Along the bottom of the control panel is a line of buttons. On the far left is a “Stealth” button that turns off the green LED and cranks on an infrared headlight, supposedly to allow you to sneak up on your cat or roommate. However, that’s only going to work well if your cat is deaf or your roommate can sleep through hurricanes — the motors on the tank aren’t exactly quiet.
Next is a Camera button — tap it to display a slider to tilt the camera up or down. The Path Record button tracks and records a trip with the tank, while the Path Play button is used to repeat that trip with a tap. A Talk button is used like a push-to-talk button on a walkie-talkie, blasting your voice out of the speaker on the Rover. Volume lets you adjust the volume of the sound feed coming in from the Rover’s microphone, and Brights turns on a set of four green lights around the perimeter of the Rover.

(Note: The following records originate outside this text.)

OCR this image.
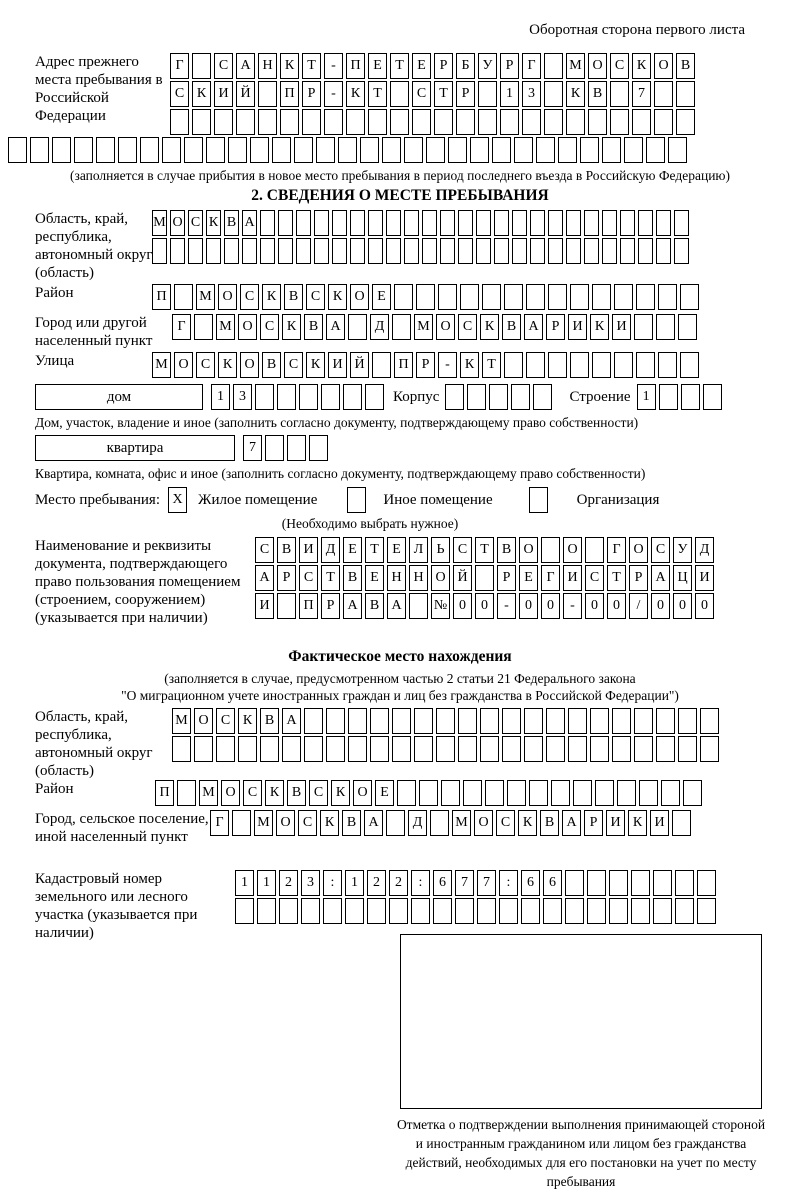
Оборотная сторона первого листа
Адрес прежнего места пребывания в Российской Федерации
Г	С А Н К Т - П Е Т Е Р Б У Р Г М О С К О В
С К И Й П Р - К Т	С Т Р	1 3	К В	7
(заполняется в случае прибытия в новое место пребывания в период последнего въезда в Российскую Федерацию)
2. СВЕДЕНИЯ О МЕСТЕ ПРЕБЫВАНИЯ
Область, край, республика, автономный округ (область)
М О С К В А
Район	П М О С К В С К О Е
Город или другой населенный пункт
Г М О С К В А Д М О С К В А Р И К И
Улица	М О С К О В С К И Й П Р - К Т
дом	1 3	Корпус	Строение 1
Дом, участок, владение и иное (заполнить согласно документу, подтверждающему право собственности)
квартира	7
Квартира, комната, офис и иное (заполнить согласно документу, подтверждающему право собственности)
Место пребывания: X Жилое помещение	Иное помещение	Организация
(Необходимо выбрать нужное)
Наименование и реквизиты документа, подтверждающего право пользования помещением (строением, сооружением) (указывается при наличии)
С В И Д Е Т Е Л Ь С Т В О О Г О С У Д
А Р С Т В Е Н Н О Й	Р Е Г И С Т Р А Ц И
И П Р А В А № 0 0 - 0 0 - 0 0 / 0 0 0
Фактическое место нахождения
(заполняется в случае, предусмотренном частью 2 статьи 21 Федерального закона
"О миграционном учете иностранных граждан и лиц без гражданства в Российской Федерации")
Область, край, республика, автономный округ (область)
М О С К В А
Район	П М О С К В С К О Е
Город, сельское поселение, иной населенный пункт
Г М О С К В А Д М О С К В А Р И К И
Кадастровый номер земельного или лесного участка (указывается при наличии)
1 1 2 3 : 1 2 2 : 6 7 7 : 6 6
Отметка о подтверждении выполнения принимающей стороной и иностранным гражданином или лицом без гражданства действий, необходимых для его постановки на учет по месту пребывания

On the bottom of the video image are buttons for Photo and Video, capturing still images and video to store in your Photo Library. Still quality seems pretty good — the camera captures images at 320 x 240 pixels, and low-light sensitivity is great, even without the infrared light. Video streams at 25 fps, and can be quite blurry when the tank is turning.
But enough of the specs and how this thing works. Is it fun? Heck, yeah! I enjoyed running the Rover around my office, into our master bedroom, and amusing the cat (she was more curious than afraid of the Rover). Like any good treaded tank or personnel carrier, the Rover has no problem going right over small obstacles. Check out the video below for an unedited silent view from the Rover — in case you’re wondering, that structure in the one room is a kitty condo…
The range of the built-in WiFi network is about 200 feet in an unobstructed area (outside, for example) and 100 feet in the average house. I didn’t test the range, although everything worked nicely at about 50 feet when I was operating the tank from upstairs while the tank was on the lower floor of the house.
Any negatives? Yeah, the battery life doesn’t seem to be anywhere close to the 2.5 hours advertised by Brookstone, and chewing up AA batteries six at a time is not only expensive, but irresponsible. I’d recommend getting some rechargeables, although I don’t know how long they’d last in the Rover. Brookstone could also make some extra bucks by selling a rechargeable pack for the Rover (hint, hint).
In conclusion, anyone who has ever wanted to drive a remotely piloted camera vehicle of some sort now has a reasonably affordable solution from Brookstone. The fact that it’s a lot of fun to drive? That’s just icing on the cake.